Yazar bu güzel eserine,
"Bazı vakitler söyleyemediğin sözler öyle ağır gelir ki sinene. İşte ben en ziyade o vakitlerde yazmayı sevdim..."
diyerek başlıyor ve
"Bir şeye inandım hep. O da şu ki; her yazar, her şair ömrü boyunca tek bir cümleyi arar durur. Bulursa ne mutlu ama bulamazsa onu, ömrü aramakla geçer belki de. Susamaz ve durduramaz içindeki o ateşi zira bilir ki sönerse o ateş bir daha yanmaz. Yazmak işte o ateşe birkaç parça odun atmak gibi.Can yaksa da hoş şey..." diyerek devam ediyor.
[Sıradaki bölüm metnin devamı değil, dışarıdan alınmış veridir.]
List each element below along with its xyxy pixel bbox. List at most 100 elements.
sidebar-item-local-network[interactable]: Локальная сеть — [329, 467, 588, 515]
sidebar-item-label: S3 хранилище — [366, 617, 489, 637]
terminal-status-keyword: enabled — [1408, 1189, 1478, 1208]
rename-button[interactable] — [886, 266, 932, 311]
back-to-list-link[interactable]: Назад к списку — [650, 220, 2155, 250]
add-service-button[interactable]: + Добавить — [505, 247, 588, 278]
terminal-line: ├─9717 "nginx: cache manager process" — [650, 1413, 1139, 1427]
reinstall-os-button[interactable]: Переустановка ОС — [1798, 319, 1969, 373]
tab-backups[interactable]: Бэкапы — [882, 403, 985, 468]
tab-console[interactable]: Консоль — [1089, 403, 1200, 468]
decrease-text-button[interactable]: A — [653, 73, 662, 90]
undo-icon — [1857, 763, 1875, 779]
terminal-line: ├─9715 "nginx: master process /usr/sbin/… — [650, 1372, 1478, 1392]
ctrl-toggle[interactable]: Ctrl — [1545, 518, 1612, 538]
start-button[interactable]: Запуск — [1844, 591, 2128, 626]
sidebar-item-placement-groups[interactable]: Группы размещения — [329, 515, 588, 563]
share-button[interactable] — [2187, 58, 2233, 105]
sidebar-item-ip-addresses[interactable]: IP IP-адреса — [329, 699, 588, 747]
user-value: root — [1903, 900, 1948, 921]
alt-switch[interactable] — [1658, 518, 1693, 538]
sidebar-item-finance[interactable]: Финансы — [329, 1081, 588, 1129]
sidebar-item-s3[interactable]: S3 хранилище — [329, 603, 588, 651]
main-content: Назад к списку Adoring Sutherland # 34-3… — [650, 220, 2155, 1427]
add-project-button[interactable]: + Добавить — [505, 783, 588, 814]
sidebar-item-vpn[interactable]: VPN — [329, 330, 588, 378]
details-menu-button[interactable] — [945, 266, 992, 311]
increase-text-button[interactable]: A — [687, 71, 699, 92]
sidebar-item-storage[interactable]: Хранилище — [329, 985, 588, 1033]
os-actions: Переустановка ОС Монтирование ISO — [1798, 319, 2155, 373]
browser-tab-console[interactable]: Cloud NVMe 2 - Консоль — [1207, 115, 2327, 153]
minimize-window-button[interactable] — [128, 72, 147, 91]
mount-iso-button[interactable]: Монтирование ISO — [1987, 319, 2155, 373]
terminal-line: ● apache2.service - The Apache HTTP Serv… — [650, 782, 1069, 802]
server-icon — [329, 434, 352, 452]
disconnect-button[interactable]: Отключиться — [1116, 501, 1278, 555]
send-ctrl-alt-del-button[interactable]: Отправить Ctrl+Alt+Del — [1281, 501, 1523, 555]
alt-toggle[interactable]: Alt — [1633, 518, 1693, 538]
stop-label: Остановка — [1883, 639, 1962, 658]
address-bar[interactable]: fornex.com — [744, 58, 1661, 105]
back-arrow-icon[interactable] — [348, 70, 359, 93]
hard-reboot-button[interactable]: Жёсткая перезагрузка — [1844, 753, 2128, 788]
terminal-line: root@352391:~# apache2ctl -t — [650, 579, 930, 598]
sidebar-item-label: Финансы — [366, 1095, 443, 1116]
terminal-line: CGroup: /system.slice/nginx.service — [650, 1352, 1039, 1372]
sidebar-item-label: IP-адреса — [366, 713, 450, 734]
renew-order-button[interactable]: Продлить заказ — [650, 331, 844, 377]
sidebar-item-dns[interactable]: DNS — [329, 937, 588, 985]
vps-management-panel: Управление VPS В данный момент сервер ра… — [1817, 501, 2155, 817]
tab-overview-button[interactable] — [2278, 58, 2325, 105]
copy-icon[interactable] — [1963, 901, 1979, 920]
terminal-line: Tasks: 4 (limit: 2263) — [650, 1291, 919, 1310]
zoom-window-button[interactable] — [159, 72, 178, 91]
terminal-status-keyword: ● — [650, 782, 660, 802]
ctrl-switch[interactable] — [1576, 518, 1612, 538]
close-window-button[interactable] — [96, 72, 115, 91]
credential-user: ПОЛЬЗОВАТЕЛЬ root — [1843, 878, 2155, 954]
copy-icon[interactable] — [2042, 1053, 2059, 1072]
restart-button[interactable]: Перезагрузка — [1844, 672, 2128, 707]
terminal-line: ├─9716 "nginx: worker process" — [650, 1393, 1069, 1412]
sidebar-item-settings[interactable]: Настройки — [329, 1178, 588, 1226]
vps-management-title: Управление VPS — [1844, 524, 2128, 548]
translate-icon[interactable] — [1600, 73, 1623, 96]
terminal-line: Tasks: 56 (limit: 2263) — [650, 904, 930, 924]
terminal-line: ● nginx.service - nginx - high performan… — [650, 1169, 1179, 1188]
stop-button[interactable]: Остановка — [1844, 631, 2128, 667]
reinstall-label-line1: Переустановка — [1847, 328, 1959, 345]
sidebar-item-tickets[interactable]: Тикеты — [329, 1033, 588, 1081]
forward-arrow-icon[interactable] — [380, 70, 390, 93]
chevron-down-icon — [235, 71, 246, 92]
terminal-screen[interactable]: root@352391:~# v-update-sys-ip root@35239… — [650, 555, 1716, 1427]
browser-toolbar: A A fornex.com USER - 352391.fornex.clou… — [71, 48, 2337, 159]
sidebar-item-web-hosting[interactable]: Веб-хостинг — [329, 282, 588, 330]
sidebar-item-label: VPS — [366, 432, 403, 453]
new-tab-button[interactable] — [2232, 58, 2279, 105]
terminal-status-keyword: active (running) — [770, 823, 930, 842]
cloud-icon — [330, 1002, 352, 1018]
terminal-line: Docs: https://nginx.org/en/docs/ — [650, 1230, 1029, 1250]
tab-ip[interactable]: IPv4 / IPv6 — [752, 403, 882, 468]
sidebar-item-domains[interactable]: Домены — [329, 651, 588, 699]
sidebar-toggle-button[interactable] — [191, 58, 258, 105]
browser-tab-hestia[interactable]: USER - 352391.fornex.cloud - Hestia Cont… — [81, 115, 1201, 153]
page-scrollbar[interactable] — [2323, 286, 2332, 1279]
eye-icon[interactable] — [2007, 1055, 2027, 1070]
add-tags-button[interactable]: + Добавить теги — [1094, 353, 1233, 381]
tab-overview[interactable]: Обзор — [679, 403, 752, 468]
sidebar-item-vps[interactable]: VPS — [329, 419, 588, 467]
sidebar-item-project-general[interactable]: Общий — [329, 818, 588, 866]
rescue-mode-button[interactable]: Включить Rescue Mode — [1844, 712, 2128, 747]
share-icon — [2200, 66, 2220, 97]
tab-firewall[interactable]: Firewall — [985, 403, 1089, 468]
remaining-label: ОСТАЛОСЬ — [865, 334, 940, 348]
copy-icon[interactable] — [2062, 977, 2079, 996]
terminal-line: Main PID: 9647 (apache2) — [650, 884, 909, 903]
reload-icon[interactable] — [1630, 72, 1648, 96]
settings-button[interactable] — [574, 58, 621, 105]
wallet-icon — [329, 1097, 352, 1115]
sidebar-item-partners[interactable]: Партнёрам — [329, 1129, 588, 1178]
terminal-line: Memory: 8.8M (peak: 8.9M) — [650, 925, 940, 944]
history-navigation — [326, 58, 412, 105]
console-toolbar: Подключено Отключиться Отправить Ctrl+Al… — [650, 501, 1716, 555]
Gerçekten insanı kendi derdiyle dertlendiren yazarlardan biri Fatih Duman. Bu eserinde de bize İstanbul'u, Ayasofya'nın mahzun bekleyişini, yozlaştırılan mazimizi, aşkı, ölümü, edebi ve daha nice duygu yüklü konuları bir dost hasbihali havasında bize aktarıyor. Çok beğenerek okuduğumu ifade edebilirim. Kitabı bilerek değil güzel bir tevafuk sonucu almış olmam da ayrı bir güzellik oldu benim için. Sizlere de tavsiyemdir.
( Eğer isteyen olursa bu kitabı bir okura hediye etmek isterim :)
Yine yazarın sonsöz yerine yazdığı cümlelerle bitirmek istiyorum. Hepinize keyifli okumalar dilerim.
"İşte öyle ey kâri, ben o tek cümleyi bulabilmek için mürekkepten bir deryada kağıtlardan sandal yapıyorum hâlâ kendime ve kalemden yapılmış kürekleri çekiyorum...
Deniz dalgalı, kalemlerim kırılıyor..."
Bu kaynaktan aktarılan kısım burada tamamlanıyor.